Je voudrais commencer par dire mon embarras d’avoir à répondre à l’exposé de Richard Rorty . D’abord parce que j’ai beaucoup d’affection pour lui tout en étant en total désaccord avec ce qu’il dit, ce qui n’est pas une position facile. D’autre part, je ne me reconnais absolument pas dans ce « nous » royal, ou ce « nous » d’autoflagellation qu’il utilise dans son exposé pour qualifier les intellectuels – et ceux qui connaissent un peu ce que j’ai écrit comprendront ce que je veux dire. Troisièmement et surtout, parce que son exposé, derrière une apparente bonhomie, remet tout en cause, soulève une foule de questions, avec des présupposés sur ce qu’est la philosophie ou l’histoire de l’humanité qu’il n’était évidemment pas question pour lui d’argumenter sérieusement en trois quarts d’heure – il n’y a d’ailleurs pas de fondation possible dans ce genre de discussion –, mais qui renvoient à ce qu’il a écrit par ailleurs. Ça n’aurait guère d’intérêt que je lui réponde par une série symétrique d’affirmations s’appuyant sur ce que j’ai déjà dit et écrit : l’auditoire n’y trouverait que la pure opposition de deux séries de thèses. J’ai donc préféré centrer mon intervention sur quelques points qui me semblent, comme on dit, stratégiques ou qui, peut-être, ont particulièrement irrité ma sensibilité politico-philosophique.

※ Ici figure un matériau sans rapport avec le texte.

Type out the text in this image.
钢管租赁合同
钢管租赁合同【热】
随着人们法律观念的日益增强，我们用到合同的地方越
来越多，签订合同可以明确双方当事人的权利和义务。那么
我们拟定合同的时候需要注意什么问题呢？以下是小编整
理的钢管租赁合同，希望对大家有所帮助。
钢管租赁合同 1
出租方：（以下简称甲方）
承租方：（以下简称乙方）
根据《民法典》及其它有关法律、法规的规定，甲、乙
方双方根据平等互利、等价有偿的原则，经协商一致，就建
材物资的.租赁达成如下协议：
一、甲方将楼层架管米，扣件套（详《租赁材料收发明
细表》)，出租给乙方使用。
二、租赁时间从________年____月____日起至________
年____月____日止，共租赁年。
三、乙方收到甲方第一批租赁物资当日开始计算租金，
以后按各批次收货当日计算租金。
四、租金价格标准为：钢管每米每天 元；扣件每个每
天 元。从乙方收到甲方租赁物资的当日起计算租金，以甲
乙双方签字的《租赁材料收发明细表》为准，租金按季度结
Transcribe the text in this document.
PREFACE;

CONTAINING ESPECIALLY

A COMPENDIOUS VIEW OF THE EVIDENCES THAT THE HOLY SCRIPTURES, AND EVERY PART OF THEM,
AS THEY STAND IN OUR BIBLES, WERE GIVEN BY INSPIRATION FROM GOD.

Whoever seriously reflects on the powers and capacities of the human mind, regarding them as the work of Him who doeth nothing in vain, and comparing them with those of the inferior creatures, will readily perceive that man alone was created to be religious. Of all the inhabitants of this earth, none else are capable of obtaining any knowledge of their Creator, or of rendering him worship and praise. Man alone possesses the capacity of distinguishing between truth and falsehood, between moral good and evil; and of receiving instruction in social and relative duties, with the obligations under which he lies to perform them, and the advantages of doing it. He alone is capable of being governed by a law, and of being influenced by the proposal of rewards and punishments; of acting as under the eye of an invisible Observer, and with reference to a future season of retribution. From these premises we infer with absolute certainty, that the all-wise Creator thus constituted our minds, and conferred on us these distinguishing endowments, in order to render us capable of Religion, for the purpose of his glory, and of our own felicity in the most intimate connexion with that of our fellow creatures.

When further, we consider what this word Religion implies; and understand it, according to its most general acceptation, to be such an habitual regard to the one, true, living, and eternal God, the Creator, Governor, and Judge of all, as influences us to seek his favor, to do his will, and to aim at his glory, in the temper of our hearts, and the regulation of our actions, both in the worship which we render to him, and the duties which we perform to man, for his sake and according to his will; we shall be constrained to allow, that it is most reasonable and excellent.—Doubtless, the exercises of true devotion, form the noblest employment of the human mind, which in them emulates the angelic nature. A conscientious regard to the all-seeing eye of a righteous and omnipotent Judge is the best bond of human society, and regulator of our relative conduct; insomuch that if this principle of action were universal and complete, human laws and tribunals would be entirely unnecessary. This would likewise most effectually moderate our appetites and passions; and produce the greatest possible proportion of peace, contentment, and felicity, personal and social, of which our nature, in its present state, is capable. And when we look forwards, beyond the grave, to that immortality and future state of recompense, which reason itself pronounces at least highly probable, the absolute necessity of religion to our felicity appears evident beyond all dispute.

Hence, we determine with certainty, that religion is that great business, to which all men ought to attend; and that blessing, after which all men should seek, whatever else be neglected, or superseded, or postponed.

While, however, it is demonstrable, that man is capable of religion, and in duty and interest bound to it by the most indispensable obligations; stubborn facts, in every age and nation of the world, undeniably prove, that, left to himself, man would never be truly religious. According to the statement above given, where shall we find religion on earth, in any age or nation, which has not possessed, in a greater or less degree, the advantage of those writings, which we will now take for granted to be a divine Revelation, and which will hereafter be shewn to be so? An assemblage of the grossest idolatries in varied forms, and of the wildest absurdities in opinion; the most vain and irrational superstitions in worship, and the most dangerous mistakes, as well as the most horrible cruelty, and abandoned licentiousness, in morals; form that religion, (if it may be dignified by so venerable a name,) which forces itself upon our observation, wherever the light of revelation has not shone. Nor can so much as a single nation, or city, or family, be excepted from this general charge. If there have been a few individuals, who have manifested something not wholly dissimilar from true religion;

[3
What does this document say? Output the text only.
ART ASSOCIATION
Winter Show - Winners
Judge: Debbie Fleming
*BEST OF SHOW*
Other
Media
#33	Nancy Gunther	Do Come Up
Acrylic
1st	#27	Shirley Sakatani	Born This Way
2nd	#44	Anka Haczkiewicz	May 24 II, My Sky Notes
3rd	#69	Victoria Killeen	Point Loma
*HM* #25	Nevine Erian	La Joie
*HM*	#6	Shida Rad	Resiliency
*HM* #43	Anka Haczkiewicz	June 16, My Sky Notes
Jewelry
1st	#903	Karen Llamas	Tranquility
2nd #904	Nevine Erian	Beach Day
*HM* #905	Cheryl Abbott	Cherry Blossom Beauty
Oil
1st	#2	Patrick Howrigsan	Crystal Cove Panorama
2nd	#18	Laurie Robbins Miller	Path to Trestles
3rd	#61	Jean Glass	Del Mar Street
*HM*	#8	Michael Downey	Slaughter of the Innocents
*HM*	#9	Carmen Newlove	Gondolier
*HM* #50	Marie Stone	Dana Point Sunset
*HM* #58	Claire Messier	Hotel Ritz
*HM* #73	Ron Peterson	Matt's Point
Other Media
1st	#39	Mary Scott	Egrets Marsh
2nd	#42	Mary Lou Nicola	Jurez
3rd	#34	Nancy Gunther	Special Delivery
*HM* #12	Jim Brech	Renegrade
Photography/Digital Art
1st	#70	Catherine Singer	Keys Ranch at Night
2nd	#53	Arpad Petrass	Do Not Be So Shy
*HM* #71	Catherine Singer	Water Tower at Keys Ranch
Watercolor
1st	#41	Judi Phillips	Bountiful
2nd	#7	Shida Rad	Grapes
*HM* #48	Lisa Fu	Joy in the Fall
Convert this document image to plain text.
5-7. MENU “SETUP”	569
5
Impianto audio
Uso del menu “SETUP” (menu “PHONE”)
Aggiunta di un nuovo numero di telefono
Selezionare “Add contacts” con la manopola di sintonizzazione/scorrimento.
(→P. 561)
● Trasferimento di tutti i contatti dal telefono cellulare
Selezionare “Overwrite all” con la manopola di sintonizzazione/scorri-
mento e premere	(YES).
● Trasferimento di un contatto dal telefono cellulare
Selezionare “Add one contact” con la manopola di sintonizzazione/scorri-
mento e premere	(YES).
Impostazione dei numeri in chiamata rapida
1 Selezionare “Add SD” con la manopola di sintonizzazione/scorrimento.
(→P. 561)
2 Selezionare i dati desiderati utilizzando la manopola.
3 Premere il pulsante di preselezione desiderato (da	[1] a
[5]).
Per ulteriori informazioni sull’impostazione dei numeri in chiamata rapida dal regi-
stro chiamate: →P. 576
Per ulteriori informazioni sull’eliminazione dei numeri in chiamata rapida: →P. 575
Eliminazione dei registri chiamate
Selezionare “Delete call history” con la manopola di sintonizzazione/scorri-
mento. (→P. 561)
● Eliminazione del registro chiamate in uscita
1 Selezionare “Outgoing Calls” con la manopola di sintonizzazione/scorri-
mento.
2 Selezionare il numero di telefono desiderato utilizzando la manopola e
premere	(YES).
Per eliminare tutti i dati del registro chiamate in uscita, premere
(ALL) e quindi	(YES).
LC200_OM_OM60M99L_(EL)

Le premier est la conception de l’histoire contre laquelle se bat Rorty – et aussi, d’après ce que j’ai compris, car je n’ai pas lu son livre, Ernesto Laclau . Cette conception, qui voit dans l’histoire de l’humanité un chemin vers le salut, était et reste une absurdité, peu importe la forme que Hegel, Marx, les Pères de l’Eglise ou Augustin ont pu donner à ce salut. Entre parenthèses, jamais Platon ni Aristote n’ont pensé qu’un avenir radieux nous était promis – et je ne dis pas cela pour les exclure de la condamnation des philosophes. On sait bien où, quand et moyennant quoi commence cette histoire-là – ces positions contre lesquelles on découvre maintenant qu’il faut se battre. On sait aussi que tout cela trouve sa forme la plus aboutie dans le système hégélien. Dans sa version vulgaire, l’histoire, simplement, a un sens. Ainsi Sartre accusait-il Camus de ne pas voir que l’histoire a un sens, qu’elle va… à Bagnolet, à Porte-des-Lilas, je ne sais pas quelle ligne de métro il prenait… Dans la seule lecture, de mon point de vue, digne, l’histoire est sens, l’histoire est logos, l’histoire est un moment dans l’autoréalisation de l’Esprit. Mais, et je crois que pour certains cela est évident depuis très longtemps, ces expressions sont absurdes : l’histoire n’a pas plus de sens ou n’est pas plus sens que le champ gravitationnelle ne pèse 14 kilos. C’est dans le champ gravitationnel que quelque chose peut peser 14 kilos. De même, l’histoire est le champ dans et par lequel le sens émerge, est créé par les humains. Et il est absurde, linguistiquement absurde d’essayer de trouver un sens au champ dans et par lequel émerge le sens.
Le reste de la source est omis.